Nice-to-Have Requirements

N/A

Non-Requirements

N/A

Test Plan

  • WildFly Elytron Test Suite: one-way and two-way SSL tests will be added that make use of the SSLv2Hello protocol.

  • WildFly Core Test Suite: one-way and two-way SSL tests with the SSLv2Hello protocol when it is configured in the Elytron subsystem, subsystem parsing tests, transformer tests and a test added to the WildFly Core test suite to check usage of SSLv2Hello provided by OpenSSL provider.

  • WildFly Test Suite: one-way and two-way SSL tests with the SSLv2Hello protocol.

Community Documentation

  • Documentation will be added in the "Using the Elytron Subsystem" section in the WildFly documentation, specifically in under 4.3 Configure SSL/TLS to specify that SSLv2Hello is supported.
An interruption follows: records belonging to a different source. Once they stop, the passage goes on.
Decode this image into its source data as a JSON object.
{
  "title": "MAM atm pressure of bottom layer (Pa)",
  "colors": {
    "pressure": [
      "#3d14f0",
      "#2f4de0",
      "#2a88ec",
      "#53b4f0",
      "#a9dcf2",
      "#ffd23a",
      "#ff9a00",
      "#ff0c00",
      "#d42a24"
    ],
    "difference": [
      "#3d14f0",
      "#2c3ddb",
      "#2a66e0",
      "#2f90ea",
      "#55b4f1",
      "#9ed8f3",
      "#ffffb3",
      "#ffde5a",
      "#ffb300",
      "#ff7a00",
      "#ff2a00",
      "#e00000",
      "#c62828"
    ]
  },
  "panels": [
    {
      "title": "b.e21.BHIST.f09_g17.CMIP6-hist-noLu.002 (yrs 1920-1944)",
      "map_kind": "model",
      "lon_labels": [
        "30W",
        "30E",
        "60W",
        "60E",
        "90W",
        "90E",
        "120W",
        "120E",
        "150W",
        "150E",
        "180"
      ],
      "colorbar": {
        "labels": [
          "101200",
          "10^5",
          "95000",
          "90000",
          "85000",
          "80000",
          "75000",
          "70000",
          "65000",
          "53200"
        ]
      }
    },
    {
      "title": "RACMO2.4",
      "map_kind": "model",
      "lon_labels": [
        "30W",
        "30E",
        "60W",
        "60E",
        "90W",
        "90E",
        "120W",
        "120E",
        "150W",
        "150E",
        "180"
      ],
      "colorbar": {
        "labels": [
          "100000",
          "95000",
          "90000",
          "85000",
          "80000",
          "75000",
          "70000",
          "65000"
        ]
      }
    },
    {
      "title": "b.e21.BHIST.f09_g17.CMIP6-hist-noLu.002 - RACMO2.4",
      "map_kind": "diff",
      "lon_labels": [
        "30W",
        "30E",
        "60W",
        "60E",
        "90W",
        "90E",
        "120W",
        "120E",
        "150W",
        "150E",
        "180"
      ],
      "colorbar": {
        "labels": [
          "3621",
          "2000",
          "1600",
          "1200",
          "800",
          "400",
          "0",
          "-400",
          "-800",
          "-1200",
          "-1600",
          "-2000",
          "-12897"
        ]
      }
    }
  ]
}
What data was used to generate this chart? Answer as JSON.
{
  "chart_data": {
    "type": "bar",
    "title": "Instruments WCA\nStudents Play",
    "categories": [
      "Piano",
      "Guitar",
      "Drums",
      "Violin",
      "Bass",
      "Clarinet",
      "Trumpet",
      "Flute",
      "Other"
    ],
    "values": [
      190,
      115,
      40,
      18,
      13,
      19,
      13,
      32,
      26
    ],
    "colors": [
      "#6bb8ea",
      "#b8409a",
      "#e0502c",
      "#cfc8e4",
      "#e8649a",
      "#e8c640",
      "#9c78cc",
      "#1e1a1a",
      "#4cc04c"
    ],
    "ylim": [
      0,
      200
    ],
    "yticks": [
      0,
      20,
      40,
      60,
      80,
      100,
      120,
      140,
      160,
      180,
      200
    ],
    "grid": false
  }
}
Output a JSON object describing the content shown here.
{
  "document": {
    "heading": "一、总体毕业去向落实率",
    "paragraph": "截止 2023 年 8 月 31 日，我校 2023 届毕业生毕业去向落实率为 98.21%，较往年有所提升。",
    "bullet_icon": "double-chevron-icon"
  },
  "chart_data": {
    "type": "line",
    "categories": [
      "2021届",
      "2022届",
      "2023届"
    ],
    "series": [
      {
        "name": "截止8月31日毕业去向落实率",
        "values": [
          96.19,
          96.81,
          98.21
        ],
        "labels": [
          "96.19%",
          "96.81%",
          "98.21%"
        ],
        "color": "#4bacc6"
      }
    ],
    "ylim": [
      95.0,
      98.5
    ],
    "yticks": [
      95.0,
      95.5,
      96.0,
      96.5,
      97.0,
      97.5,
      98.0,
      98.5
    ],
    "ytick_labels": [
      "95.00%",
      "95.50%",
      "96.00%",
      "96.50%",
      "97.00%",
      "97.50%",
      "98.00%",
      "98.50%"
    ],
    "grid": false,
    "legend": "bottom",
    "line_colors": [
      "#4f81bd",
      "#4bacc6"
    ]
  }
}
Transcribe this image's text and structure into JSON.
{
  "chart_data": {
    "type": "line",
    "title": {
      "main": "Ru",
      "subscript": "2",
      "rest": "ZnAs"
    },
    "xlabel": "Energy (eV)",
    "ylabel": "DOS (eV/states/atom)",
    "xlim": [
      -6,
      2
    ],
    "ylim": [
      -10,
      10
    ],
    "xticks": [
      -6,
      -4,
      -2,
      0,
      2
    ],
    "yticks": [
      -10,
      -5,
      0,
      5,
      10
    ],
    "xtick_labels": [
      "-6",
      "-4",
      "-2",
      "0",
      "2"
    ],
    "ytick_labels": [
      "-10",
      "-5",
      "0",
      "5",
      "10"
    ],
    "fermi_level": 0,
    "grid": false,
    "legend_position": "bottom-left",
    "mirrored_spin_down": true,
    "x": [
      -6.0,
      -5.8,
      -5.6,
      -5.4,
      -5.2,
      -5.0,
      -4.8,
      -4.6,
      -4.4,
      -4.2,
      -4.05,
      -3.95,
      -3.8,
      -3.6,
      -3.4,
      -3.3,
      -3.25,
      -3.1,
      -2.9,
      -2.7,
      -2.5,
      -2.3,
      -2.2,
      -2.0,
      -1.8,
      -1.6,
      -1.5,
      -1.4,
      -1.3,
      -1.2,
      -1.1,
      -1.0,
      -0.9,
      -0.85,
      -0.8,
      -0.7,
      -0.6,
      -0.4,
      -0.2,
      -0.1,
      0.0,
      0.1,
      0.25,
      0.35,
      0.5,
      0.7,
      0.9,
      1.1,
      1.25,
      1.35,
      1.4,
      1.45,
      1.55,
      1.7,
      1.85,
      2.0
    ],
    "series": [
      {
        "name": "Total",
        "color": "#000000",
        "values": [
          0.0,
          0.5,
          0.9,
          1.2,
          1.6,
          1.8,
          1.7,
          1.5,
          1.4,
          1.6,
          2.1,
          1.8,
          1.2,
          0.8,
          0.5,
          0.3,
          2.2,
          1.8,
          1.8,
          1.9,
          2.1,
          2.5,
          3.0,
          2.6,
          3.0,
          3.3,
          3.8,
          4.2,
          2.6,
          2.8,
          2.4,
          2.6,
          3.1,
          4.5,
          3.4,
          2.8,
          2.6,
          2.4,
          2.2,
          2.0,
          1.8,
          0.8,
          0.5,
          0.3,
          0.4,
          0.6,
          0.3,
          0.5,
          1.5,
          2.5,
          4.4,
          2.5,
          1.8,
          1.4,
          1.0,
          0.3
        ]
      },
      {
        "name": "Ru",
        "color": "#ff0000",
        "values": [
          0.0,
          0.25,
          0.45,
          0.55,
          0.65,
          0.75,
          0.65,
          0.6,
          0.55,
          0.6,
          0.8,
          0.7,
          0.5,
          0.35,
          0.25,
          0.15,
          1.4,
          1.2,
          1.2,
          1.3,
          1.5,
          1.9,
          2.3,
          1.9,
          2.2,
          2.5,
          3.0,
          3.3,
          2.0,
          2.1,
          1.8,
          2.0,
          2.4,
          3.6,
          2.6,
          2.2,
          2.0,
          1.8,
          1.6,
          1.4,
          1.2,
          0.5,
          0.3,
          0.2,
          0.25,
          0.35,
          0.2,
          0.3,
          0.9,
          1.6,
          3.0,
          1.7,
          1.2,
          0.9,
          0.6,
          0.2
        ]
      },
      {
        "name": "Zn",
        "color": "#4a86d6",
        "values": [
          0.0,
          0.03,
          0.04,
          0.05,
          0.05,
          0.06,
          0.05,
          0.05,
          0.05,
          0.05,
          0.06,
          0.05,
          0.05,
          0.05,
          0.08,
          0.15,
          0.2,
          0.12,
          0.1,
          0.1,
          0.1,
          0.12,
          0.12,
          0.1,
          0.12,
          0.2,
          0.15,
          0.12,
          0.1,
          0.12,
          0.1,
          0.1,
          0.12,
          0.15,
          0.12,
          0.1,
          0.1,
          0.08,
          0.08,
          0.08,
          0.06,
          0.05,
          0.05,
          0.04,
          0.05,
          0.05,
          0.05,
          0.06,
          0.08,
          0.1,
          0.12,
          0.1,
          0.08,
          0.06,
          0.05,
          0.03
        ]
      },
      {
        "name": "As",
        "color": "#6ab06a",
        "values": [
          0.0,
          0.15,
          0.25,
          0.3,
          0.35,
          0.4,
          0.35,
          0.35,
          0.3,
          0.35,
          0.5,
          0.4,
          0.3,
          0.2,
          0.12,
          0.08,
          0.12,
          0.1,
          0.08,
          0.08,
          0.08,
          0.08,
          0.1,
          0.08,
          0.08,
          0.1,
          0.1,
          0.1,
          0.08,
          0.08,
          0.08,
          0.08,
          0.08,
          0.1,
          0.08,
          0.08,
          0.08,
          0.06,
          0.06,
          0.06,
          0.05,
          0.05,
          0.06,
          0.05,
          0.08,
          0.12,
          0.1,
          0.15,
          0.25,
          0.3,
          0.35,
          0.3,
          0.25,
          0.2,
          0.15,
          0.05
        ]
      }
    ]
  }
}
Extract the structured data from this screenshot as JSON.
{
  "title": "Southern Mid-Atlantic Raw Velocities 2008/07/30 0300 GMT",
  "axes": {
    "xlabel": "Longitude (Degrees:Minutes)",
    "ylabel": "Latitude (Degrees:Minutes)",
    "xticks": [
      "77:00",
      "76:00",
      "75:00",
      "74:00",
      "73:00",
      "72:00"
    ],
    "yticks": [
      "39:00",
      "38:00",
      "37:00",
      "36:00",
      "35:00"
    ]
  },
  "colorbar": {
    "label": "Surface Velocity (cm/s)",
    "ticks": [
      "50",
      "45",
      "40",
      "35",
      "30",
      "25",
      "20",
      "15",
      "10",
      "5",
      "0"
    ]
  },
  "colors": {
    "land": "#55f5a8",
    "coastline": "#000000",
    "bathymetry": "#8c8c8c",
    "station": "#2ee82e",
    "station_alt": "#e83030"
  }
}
A warning should also be added to indicate that the use of this protocol is discouraged.

  • Documentation will also be added under "Enable Two-way SSL/TLS in WildFly for Applications" to specify that SSLv2Hello is also supported for the client ssl context.

Release Note Content

Older JDK versions use the protocol SSLv2Hello in the initial handshake message where the SSL version that will be used for the rest of the handshake is negotiated. Although the usage of this protocol is discouraged, and disabled by default in newer JDK versions, it is now possible to configure a client or server SSL context using the SSLv2Hello protocol in the Elytron subsystem to ensure feature parity with legacy security configurations.